Because we use static library links, Intel versions are a function call in code. Tracking, you can find that Intel's implementation will first detect the CPU type when calling, and then jump according to the CPU type to different implementations. On the P4 machine, its primary cycle is as follows:
00401A40 SUB ECX, 80H
00401A46 MOVDQA XMMWORD PTR [EDX], XMM0
00401A4A MOVDQA XMMWORD PTR [EDX 10H], XMM0
00401A4F MOVDQA XMMWORD PTR [EDX 20H], XMM0
00401A54 MOVDQA XMMWORD PTR [EDX 30H], XMM0
00401A59 MOVDQA XMMWORD PTR [EDX 40H], XMM0
00401A5E MOVDQA XMMWORD PTR [EDX 50H], XMM0
00401A63 MOVDQA XMMWORD PTR [EDX 60H], XMM0
00401A68 MOVDQA XMMWORD PTR [EDX 70H], XMM0
00401A6D Add EDX, 80H
00401A73 CMP ECX, 80H
00401A79 JGE ___ intel_new_memset 750h (00401A40)
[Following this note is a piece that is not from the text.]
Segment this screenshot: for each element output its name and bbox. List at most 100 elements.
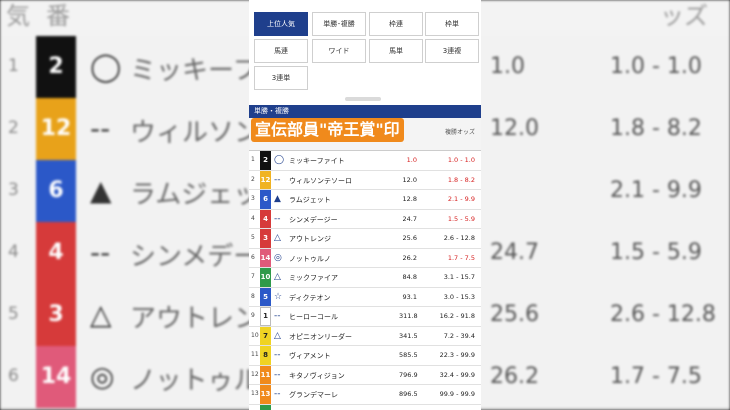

It can be seen that Intel's implementation uses the 128-bit XMM register of SSE2, and 8 replication instructions are placed in parallel to cause instructions, so that each loop can copy 128 × 8 = 512 bit.
MSC version:
42: for (j = 0; j 43: { 44: MEMSET (LPBYTE, 1, SIZE); 0040103B MOV ECX, 1900000H 00401040 MOV EAX, 1010101H 00401045 MOV EDI, EBX 00401047 DEC EDX 00401048 Rep Stos DWORD PTR [EDI] 0040104A JNE Threadfunc 3bh (0040103B) If it is a debug version, because Microsoft provides CRT's sourcecode, you can track its compilation implementation, in the Release version, the optimization result is expanded to call the function call, but because the implementation only uses the normal 386 instructions Press DWORD to transfer data, so There will be such a big difference in performance. In addition, if the size in the test code is defined as a smaller value, such as 1024 * 128, on P4 of the L2 Cache is 512K, the execution result of the two methods is not large, and therefore, it can be seen that the promotion of local access is visible. Note: The above example is the same as the result in VC6 and VC7. If you use the Intel compiler to compile, you can use the Memset directly, the Intel compiler actually compiles to __vec_memset when you encounter MEMSET, and then link to the Runtime library of Intel.